For some fishermen, it takes a lot to get them off the water. Most people head for the indoors when the sky darkens and rain clouds move in, but fishing in the rain is an experience and challenge all its own.
If you’re the type of angler who doesn’t let a little rain stop them, you’re not alone. That said, fishing in the rain isn’t the same as fishing on a bright, sunny day, and there are some big things to keep in mind. One is how the wet weather might affect the fish. The other is how it might affect you.
How Does Rain Change the Water and the Fish?
Rain changes all bodies of water, whether it’s a lake, man-made reservoir, or river.
One thing that rain affects is water temperature. There are a lot of factors involved here, including the time of year, outdoor temperature, rain temperature, water temperature, and whether or not the wind is blowing and from what direction.
If it’s early spring and the water was just starting to warm up when a cold rain comes, the water temperature will drop and some fish might be hesitant to return to your favorite fishing spot because they don’t realize it’s spring. On the other hand, if spring weather brings unseasonably high temperatures and warm rains, the water temperature warms quickly and the fish might return to your favorite spot earlier than scheduled.
Another thing to consider is runoff. Say you’re fishing in a small stream in the woods and heavy rain comes. The water level can increase drastically, changing the current and pushing fish into different areas of the stream or river.
Rain and the Angler
As much as any fisherman is worried about what effect the rain has on their odds of catching a fish, it’s also important to be just as concerned about their own safety. Increased water volume from runoff can increase currents and speed and it doesn’t have to be a heavy downpour to become a dangerous situation. It’s fine to fish in the rain, but staying safe should always be the priority during any fishing trip.

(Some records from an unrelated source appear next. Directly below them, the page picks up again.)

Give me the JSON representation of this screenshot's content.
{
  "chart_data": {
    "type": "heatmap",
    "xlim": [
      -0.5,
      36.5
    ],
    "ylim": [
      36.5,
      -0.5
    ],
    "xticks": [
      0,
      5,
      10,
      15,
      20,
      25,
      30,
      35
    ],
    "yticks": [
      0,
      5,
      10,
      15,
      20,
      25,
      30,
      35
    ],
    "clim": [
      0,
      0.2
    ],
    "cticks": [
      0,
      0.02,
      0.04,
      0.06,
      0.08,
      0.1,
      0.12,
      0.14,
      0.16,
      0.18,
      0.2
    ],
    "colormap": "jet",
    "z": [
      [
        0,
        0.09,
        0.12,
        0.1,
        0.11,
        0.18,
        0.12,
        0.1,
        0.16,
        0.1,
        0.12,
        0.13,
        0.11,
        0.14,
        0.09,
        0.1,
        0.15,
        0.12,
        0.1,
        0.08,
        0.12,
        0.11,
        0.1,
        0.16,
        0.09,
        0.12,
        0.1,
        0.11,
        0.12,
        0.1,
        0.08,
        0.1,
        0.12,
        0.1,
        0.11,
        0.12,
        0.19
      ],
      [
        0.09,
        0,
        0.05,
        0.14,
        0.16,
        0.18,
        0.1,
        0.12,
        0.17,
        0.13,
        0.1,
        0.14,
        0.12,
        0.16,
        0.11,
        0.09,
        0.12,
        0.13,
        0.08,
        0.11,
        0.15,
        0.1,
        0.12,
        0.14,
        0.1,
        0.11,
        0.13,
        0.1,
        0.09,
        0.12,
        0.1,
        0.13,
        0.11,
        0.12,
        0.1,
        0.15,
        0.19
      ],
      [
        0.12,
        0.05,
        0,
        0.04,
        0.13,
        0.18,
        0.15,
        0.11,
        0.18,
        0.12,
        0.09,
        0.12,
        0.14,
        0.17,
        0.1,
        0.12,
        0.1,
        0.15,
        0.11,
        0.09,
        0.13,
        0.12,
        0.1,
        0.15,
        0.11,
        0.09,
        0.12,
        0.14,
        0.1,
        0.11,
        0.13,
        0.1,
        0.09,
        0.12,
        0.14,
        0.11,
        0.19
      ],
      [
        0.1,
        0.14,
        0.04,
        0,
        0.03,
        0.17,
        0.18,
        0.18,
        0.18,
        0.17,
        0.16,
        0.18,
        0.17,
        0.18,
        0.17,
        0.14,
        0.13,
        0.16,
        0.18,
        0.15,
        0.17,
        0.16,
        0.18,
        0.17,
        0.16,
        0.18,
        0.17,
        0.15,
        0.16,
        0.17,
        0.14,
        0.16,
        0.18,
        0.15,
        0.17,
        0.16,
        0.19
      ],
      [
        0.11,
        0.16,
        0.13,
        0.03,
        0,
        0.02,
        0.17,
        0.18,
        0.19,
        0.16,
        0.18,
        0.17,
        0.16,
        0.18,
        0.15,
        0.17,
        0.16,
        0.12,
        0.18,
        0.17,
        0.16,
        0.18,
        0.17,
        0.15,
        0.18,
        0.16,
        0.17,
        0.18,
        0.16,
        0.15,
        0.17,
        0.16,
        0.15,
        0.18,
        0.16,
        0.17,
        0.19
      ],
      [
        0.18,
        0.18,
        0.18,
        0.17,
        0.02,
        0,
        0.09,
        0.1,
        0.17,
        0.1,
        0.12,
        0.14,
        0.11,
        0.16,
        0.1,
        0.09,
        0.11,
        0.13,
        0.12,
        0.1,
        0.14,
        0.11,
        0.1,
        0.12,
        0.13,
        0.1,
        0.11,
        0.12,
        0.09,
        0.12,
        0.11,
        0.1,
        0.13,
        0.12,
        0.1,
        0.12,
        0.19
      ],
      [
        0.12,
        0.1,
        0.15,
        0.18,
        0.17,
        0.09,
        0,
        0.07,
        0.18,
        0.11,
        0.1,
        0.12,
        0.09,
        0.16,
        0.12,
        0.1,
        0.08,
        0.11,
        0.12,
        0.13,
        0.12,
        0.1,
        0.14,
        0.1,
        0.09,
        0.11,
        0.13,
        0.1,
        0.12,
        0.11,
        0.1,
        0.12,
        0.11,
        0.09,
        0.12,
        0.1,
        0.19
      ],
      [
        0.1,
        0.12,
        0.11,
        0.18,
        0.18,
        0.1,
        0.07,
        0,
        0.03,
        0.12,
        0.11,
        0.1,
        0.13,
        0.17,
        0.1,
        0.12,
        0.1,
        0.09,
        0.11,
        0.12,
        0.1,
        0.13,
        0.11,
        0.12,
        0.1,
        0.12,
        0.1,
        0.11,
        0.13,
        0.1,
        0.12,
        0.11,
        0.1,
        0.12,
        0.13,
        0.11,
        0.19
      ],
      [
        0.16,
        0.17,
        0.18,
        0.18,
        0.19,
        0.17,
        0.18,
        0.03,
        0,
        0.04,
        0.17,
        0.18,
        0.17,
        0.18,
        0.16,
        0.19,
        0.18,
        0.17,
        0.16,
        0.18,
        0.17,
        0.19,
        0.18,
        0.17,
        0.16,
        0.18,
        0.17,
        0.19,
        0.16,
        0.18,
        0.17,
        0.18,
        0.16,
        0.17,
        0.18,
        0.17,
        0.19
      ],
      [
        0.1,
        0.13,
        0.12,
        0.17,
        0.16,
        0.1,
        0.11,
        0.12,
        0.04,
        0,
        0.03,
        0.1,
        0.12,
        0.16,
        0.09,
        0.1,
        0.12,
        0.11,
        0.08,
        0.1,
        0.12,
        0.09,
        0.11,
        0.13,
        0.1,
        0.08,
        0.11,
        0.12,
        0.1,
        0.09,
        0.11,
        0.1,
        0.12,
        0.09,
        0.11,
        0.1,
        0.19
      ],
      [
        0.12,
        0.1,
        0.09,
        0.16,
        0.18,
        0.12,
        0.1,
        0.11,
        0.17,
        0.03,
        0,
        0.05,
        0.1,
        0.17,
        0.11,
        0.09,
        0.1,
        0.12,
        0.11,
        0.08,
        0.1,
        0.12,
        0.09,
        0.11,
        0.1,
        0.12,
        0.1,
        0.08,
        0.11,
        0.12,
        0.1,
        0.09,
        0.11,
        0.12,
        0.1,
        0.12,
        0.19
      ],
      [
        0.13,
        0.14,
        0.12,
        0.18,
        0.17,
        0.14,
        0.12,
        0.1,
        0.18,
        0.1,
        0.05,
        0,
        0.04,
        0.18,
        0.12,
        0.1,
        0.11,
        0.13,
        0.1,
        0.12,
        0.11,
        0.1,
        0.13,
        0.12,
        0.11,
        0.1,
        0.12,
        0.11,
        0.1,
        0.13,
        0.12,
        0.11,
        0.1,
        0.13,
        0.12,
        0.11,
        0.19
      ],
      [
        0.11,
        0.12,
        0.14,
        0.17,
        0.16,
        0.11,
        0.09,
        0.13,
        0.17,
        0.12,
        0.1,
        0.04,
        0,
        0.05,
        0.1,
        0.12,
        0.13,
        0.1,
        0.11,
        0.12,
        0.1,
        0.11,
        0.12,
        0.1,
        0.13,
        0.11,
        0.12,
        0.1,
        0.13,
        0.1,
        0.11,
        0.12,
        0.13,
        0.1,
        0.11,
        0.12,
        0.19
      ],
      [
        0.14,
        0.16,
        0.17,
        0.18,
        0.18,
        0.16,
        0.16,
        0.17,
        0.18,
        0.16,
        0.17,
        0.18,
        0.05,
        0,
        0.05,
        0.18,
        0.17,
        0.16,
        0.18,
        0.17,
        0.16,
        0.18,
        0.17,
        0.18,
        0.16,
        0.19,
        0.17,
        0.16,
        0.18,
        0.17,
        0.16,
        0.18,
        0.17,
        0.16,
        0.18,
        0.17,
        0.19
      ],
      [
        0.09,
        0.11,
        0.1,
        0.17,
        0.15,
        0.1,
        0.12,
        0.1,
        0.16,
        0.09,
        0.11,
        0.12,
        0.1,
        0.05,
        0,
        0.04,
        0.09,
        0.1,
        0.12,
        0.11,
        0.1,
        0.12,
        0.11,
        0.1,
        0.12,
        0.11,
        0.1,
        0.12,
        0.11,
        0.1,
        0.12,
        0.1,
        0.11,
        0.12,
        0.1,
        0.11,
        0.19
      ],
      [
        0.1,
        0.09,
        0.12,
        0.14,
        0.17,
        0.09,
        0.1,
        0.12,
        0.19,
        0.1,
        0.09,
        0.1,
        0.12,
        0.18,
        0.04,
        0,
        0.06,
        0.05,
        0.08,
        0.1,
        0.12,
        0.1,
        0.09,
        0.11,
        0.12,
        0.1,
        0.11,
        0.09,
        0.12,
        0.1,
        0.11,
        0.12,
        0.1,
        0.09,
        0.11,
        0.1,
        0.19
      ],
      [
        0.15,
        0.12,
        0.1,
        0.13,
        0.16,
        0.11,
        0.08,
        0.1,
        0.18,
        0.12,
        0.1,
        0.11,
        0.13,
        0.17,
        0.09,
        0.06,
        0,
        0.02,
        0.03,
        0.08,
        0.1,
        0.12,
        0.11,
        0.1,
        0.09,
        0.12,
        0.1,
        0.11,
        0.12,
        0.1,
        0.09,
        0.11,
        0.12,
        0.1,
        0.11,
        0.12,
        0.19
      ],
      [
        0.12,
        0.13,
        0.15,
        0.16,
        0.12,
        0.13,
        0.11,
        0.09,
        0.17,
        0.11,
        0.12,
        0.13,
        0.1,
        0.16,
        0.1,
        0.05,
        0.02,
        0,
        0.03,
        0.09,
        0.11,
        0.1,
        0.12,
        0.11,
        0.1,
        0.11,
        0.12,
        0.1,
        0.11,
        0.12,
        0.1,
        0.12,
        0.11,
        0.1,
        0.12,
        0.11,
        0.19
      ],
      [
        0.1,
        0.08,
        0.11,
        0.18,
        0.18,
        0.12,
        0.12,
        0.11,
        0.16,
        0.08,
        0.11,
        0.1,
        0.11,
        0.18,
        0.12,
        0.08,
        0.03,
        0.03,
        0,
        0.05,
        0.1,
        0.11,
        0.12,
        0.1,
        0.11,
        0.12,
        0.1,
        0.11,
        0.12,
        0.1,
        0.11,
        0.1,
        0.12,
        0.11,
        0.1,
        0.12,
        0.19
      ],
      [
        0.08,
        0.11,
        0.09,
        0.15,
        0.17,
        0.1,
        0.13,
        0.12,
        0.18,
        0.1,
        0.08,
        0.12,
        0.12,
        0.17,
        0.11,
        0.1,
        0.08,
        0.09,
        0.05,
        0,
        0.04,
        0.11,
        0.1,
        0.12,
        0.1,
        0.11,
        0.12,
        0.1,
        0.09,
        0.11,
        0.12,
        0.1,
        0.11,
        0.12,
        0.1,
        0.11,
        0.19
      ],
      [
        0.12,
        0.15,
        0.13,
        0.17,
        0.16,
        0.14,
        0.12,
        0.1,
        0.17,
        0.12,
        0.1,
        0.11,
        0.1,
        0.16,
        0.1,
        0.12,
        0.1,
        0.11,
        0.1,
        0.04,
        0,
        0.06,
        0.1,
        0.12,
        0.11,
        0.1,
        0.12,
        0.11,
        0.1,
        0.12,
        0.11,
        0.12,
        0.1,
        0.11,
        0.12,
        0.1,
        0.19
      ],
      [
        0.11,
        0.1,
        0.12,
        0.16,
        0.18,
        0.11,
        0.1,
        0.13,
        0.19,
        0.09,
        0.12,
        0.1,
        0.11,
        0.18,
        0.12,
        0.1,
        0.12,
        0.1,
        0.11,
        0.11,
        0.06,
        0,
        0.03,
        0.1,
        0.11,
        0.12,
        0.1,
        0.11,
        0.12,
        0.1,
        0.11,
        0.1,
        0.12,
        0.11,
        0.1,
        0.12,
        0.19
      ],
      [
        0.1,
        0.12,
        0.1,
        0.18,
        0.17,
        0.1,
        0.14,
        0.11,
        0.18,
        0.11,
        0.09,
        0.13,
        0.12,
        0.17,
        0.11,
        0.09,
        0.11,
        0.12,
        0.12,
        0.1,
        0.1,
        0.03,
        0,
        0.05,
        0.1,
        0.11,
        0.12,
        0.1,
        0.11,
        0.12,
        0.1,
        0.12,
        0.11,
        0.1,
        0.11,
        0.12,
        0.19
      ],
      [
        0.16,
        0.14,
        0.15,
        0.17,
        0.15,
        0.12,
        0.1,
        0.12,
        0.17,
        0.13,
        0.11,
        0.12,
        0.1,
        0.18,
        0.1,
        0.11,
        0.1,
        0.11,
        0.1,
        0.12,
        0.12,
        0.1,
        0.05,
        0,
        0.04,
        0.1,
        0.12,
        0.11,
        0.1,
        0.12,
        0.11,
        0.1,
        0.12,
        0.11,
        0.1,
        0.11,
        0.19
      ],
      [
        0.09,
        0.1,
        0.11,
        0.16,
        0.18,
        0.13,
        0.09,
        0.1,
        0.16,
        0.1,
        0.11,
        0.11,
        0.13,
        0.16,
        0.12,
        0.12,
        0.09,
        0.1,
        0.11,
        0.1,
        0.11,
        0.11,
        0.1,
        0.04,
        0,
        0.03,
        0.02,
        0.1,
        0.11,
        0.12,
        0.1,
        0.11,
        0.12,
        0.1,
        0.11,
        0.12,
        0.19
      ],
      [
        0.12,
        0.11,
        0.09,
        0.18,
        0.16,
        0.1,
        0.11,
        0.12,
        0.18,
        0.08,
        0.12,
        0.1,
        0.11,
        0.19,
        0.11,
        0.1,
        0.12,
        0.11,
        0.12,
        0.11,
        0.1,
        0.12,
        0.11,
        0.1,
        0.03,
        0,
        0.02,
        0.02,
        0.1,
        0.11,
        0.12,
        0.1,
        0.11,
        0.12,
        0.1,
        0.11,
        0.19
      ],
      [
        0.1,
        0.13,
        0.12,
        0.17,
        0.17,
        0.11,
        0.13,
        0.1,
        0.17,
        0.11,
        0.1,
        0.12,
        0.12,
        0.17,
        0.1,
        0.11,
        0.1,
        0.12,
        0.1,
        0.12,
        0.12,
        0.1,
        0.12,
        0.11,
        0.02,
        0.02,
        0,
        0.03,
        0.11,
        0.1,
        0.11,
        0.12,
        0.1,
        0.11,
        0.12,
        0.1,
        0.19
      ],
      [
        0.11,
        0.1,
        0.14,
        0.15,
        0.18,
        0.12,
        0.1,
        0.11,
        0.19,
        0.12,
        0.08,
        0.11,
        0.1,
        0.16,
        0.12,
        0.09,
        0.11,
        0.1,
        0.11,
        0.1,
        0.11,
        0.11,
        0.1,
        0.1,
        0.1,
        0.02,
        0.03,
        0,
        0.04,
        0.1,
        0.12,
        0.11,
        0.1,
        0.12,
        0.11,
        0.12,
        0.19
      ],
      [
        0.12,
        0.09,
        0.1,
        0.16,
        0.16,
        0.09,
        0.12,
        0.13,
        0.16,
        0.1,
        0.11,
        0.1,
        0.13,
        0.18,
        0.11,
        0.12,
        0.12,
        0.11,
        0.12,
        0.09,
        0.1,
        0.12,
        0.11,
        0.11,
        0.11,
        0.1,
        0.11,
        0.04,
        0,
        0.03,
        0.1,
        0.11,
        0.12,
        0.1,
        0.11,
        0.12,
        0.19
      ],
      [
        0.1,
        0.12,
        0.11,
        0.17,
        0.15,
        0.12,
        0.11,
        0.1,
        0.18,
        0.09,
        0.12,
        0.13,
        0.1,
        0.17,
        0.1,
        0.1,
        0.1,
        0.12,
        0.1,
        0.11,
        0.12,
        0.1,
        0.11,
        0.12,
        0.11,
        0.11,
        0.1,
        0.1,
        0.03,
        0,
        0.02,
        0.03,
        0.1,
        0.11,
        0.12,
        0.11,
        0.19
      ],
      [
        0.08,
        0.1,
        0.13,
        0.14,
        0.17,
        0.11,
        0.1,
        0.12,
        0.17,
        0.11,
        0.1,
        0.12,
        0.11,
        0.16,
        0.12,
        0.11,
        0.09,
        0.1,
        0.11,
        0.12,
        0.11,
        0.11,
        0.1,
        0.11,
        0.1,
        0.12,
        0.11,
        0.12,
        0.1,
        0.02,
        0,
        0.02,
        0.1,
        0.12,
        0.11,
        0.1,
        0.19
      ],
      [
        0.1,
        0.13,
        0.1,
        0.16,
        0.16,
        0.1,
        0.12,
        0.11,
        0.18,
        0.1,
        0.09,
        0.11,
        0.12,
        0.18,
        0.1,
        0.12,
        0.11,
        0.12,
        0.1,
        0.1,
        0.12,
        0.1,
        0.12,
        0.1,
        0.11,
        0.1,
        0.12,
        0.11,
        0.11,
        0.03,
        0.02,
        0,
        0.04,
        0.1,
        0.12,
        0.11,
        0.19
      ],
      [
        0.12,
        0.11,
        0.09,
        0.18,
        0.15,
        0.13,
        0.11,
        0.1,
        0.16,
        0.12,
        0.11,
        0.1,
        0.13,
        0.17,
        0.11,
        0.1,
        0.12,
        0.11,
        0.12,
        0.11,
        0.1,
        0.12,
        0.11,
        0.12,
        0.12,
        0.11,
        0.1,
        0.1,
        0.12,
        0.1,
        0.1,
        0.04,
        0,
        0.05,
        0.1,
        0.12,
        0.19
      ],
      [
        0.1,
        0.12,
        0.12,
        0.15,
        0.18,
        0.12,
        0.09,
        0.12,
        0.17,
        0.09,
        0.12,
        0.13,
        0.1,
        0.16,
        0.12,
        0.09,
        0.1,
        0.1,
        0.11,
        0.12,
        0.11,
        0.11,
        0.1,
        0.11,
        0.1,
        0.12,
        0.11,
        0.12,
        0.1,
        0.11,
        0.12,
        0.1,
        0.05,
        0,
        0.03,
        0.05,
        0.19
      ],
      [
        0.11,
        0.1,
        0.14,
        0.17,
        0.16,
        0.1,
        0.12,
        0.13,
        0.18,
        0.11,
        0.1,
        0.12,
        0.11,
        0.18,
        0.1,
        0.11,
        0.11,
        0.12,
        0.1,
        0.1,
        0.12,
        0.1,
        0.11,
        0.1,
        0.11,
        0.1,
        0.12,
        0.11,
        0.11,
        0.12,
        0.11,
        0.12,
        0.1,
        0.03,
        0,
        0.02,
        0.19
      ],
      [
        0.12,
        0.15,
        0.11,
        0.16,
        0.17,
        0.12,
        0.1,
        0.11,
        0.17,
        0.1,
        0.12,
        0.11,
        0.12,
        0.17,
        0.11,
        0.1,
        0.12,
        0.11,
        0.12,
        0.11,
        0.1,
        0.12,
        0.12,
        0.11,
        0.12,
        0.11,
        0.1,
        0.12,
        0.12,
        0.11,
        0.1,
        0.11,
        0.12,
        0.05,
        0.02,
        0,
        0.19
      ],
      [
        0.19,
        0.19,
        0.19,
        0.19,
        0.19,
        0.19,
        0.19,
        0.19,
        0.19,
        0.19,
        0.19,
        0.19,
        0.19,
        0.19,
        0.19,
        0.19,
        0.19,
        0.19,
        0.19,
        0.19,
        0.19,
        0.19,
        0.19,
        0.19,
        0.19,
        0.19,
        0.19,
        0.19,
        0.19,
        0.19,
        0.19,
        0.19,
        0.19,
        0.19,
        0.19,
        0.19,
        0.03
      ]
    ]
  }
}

If you’re soaking wet, your clothes bog you down and you aren’t able to cast as well. Being wet on a hot summer day might not be terrible, but if you’re soaked from head to toe in the spring or fall, you’ll be cold and uncomfortable. Not only are you unable to focus, but, depending on the temperature, you might be putting yourself in a dangerous situation.
That’s why one of the best things to invest in for fishing in the rain is a rain suit. There are a lot of options out there and there’s something available for every budget. That said, there are some features to look for to know if you’re getting the best possible rainy weather protection.
All rain suits have a hood but pay close attention to the closure. You need Velcro or cords around the sides so you can adjust the fit as necessary. If the hood doesn’t fit snugly, it will block your peripheral vision and won’t provide the coverage that you need to stay dry.
Some more expensive rain suits have zippers running underneath the sleeves and are lined with mesh. When you get hot, simply unzip them to let air circulate and help you stay school. Velcro closures around the wrist are a good idea, too, because they prevent water from running into the sleeve and down your arm when you move around to cast or reel in your catch.
Look for something similar around the ankles. This lets you keep the cuffs of your pants secure inside the suit instead of hanging out of the bottom, soaking up water.
If you have a rain suit that seems to be losing its ability to repel water, don’t replace it right away. There are some quick and easy products that can refresh it instead of buying a new one. Some wash-in products are quite effective. All you have to do is put your rain suit in the washing machine, stop it during the soak cycle, and use the product, letting it sit for a certain amount of time. Then, turn the machine back on and let the wash cycle finish. There are also some sprays that can make your rain suit repel water again, too. If, after trying these products, your suit still isn’t cutting it, it’s probably time for a replacement.
Your shoes are really important, too. Waterproof boots are essential for fishing in the rain. There are a lot of options to choose from but you don’t necessarily have to spring for an expensive insulated pair. Non-insulated boots can be used year-round, just add another layer of socks if your feet start to get cold.
It might sound odd to suggest wearing sunglasses when it’s gray and dreary outside, but some lenses actually make it easier to see in this type of weather. Yellow or amber-tinted sunglasses block out the blue light from the sun, which is what you’re primarily seeing on cloudy, rainy days. They let just the right light pass through so you can see better in the rain and protect your eyes from UV light at the same time.
Finally, if you spend a lot of time boat fishing, it’s a good idea to get something to protect your face and eyes from harsh, stinging rain. Some anglers choose to wear a full-faced helmet while others find ski goggles are more comfortable.
Fishing In the Rain
Some anglers aren’t going to let any rain spoil their day down by the water, and why should they? With the right gear, you can stay dry and continue to enjoy yourself, regardless of the weather. Remember, rain, temperature changes, water level, and runoff all affect fish activity, so you might have to change up your location to find where they’re hiding, but fishing in the rain is a fun, challenging, and safe activity, as long as you’re prepared.